AMC’s “Preacher” doesn’t look like a show for the dedicated Christian — at least on the surface. As irreverent as anything else that might air on the cable channel, the show springboards off the arrival of a mysterious god-like force, which lands on a chaotic Earth filled with literal angels and vampires, as well as all-too-human monsters.
With their adaptation of the cult comic series, there’s no denying that executive producers Seth Rogen and Evan Goldberg (both big fans of the books) have balls. But here’s what’s unexpected: “Preacher” might be the most intriguing and honest take on Christianity currently on television.
“The themes can’t get any bigger than they are in ‘Preacher,'” showrunner Sam Catlin recently told Indiewire. “What the hell are we doing here? Is there a God? Do we get judged for our actions? What’s the point of life? Those are interesting questions. They’re either dealt with in a very saccharine, pat way in television or they’re just not dealt with at all; all those deep questions that people ask in your undergraduate philosophy class that are really boring.”
Historically, the number of TV shows that even attempt to take on the subject of religion is quite low, and even fewer put a Christian minister, priest or preacher protagonist at the center. This list (from 2011) is not updated or complete, but it speaks to such a rarity: Recent examples are limited to the British sitcom “Father Ted,” the quickly-canceled ABC series “Nothing Sacred” and the long-running family drama “7th Heaven.”
Meanwhile, what’s striking about AMC’s “Preacher” is that while it features a large cast, it’s all assembled around Dominic Cooper as Reverend Jesse Custer. By the end of the pilot, the character, as a man of God, is determined to “save” his flock after rediscovering his faith. It might be a show dense with sex, violence and swears, but it’s also completely committed to telling the story of a preacher and his congregation, warts and all.
Sure, at the beginning of the series the titular Preacher’s not that good at his job.Jesse has left a life of crime but also lacks faith in God. “He’s trying to bring a community and people together,” Cooper said to Indiewire. “But we know in himself he’s lost, and that God is silent to him at this moment in time. That’s what he’s searching for.”
Catlin said having Jesse be a man of faith at the beginning “helped us locate him in this little town. We wanted to show Jesse as something more than a preacher in name only.”

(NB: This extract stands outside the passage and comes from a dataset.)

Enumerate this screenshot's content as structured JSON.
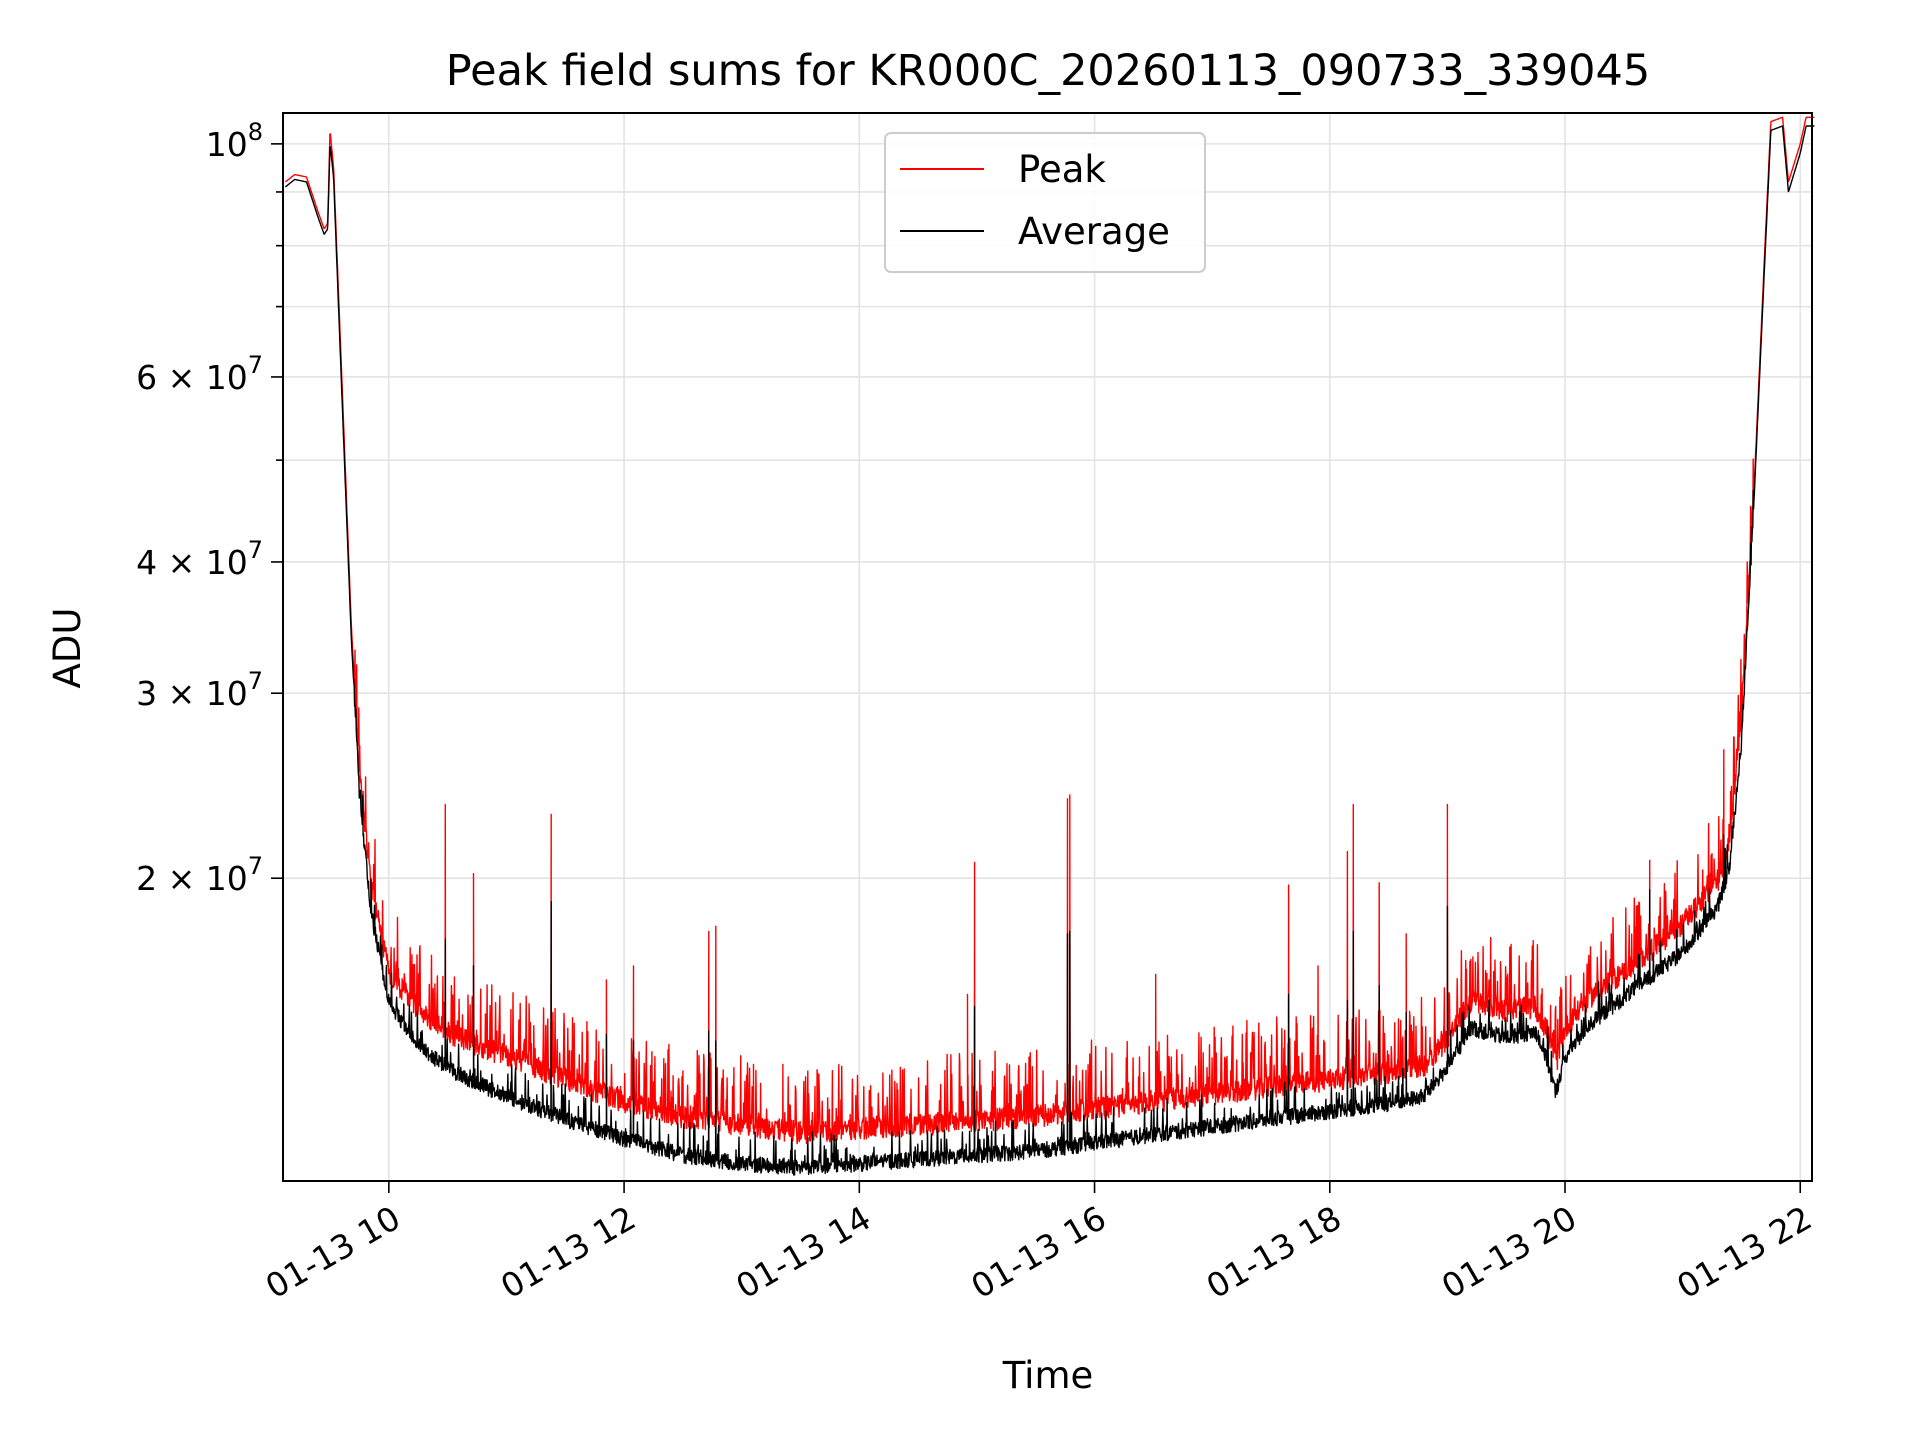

According to Catlin, this was an essential part of grounding the series, given the insane things to come in the show. “We wanted to create a sort of familiar environment,” he said. “An archetypal environment of a small town in West Texas. To have some access point to audience members of ‘that’s familiar’ so when the weirdness started coming in, and the craziness, that people didn’t feel completely saturated.”
The world of “Preacher” is definitely one where anything can happen, so that by the end of the season, Jesse may have a very different attitude toward the church and his own faith. But along the way, some good discussion may come of it.
Why isn’t religion featured more on television? “I think people are always terrified of it,” Cooper theorized. “We live in a world where we’re kind of surrounded by it. And we’ve all got an opinion, and an opinion in this world is a dreadful one. It means a huge amount to some people and not very much to others. I think people get scared that people who are religious will be offended. But the more we understand one another’s beliefs, the more we can, I imagine, get on better.”
Cooper said he felt that “Preacher” could theoretically bring people of different beliefs together, pointing to the burgeoning bond between Jesse and Cassidy (Joseph Gilgun), a crazed but charismatic Irish vampire. “I think you see two very different people, Cassidy and Jesse, who love one another, really support one another,” he said. “It’s a great friendship developing, but they are at absolutely opposite ends of the spectrum in terms of their belief. I don’t think it will cause arguing. It’ll be like yeah, these are the discussions we need to be having.”
Catlin believes, though, that those debates won’t be boring. After all, “those questions get answered by a bunch of sociopaths and maniacs covered in blood.”
“Preacher” airs Sundays at 10pm on AMC.